Saturday 8 November 2014

IP builders

30 October 2014

I deliver my speech to some business advisors that the IPO has kindly gathered together.  I tell them that the world of commerce is like a war-zone and that they must do IP triage for the businesses they meet, until the IP attorneys can get to the scene.  I am never short of a metaphor or two, me.

I do not stretch the metaphor far enough to liken their client businesses to the walking wounded, or, as is often the case by the time they reach us, simply the wounded.  I do not mention that some of these businesses could have done with a tourniquet first, to stem the flow of ideas out into the public domain, or with a warning to check the positions of enemy IP snipers before sticking their new brand names above the trenches.  I am not completely tactless. 

One business advisor tells me she thinks there is a problem with the language we use.  Her clients do not like the idea of IP “law”, she tells me, because law is a massive turn-off for people who are not lawyers.  As you can imagine.

And I think: yes!  That is the problem!  We must put an end to our fixation with the law!  There are laws about road use and vehicles and motorists, but we do not go to lawyers to learn to drive.  We do not buy our cars from lawyers and we do not take them to lawyers to be fixed.  IP is not law; there just happen to be laws about it. 
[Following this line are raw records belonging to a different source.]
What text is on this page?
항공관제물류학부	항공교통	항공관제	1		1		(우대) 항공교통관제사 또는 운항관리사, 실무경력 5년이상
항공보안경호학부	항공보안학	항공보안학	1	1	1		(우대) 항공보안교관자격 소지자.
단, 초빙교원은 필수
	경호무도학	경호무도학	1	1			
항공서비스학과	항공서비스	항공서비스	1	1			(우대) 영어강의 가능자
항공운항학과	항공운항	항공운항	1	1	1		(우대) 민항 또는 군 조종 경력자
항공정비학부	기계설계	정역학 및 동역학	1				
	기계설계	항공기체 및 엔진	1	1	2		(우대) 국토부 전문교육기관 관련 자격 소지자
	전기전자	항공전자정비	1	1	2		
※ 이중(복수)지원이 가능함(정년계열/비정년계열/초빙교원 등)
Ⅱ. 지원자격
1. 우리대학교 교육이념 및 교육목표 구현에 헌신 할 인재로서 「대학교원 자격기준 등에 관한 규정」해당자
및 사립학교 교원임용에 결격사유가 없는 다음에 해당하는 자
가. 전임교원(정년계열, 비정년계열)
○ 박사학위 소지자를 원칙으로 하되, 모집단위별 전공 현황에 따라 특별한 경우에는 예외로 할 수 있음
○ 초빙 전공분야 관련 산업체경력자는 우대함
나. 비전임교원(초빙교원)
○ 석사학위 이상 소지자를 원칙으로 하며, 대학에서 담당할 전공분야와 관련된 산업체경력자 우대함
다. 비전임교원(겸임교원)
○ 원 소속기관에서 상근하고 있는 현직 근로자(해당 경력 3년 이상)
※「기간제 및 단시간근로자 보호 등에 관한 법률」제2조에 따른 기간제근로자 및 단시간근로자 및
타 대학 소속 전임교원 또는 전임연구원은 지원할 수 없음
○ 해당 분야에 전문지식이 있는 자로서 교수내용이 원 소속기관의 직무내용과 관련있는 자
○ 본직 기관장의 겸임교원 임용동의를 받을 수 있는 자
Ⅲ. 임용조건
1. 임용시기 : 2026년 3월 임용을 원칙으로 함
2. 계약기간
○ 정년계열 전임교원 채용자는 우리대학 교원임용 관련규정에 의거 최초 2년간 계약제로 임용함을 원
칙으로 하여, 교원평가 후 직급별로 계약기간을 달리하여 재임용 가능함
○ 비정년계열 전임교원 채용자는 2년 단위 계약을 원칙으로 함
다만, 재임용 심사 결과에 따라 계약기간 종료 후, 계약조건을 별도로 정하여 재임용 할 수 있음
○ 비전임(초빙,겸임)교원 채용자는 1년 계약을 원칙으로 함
At the start of the process, I think, we are not lawyers at all.  We are scientists and engineers, who can understand our clients’ inventions and tell when they are trying to pull the wool over our eyes with gravity-defying apple pickers and statistically insignificant data (“Yes, but did you test it on anyone who wasn’t a member of your family and eight pints of cider more dilute than they should have been?”).  We are communicators, who can explain these inventions in a manner sufficiently verbose and complicated, and sufficiently short on punctuation, that barristers and judges can understand them.  And we are business strategists, who can keep the barristers and judges away from the IP for long enough for a business to make money out of it. 

We are not IP lawyers; we are IP builders.  We should roll up our sleeves, allow our trousers to sink to gravity-defying, anatomically-undesirable levels and arrive in hard hats, with dirty fingernails, three weeks after we promised to.  We should whistle a lot, and half-way through each claim set we should disappear for another three weeks on the pretext of collecting some statements of invention we didn’t bring with us the first time.  And then our clients would feel less intimidated.  And we might not have stopwatches and posh time-recording systems and invoices printed on parchment, but we could still charge whatever we wanted because people would just be abjectly grateful that we had come back to finish the claim set at all.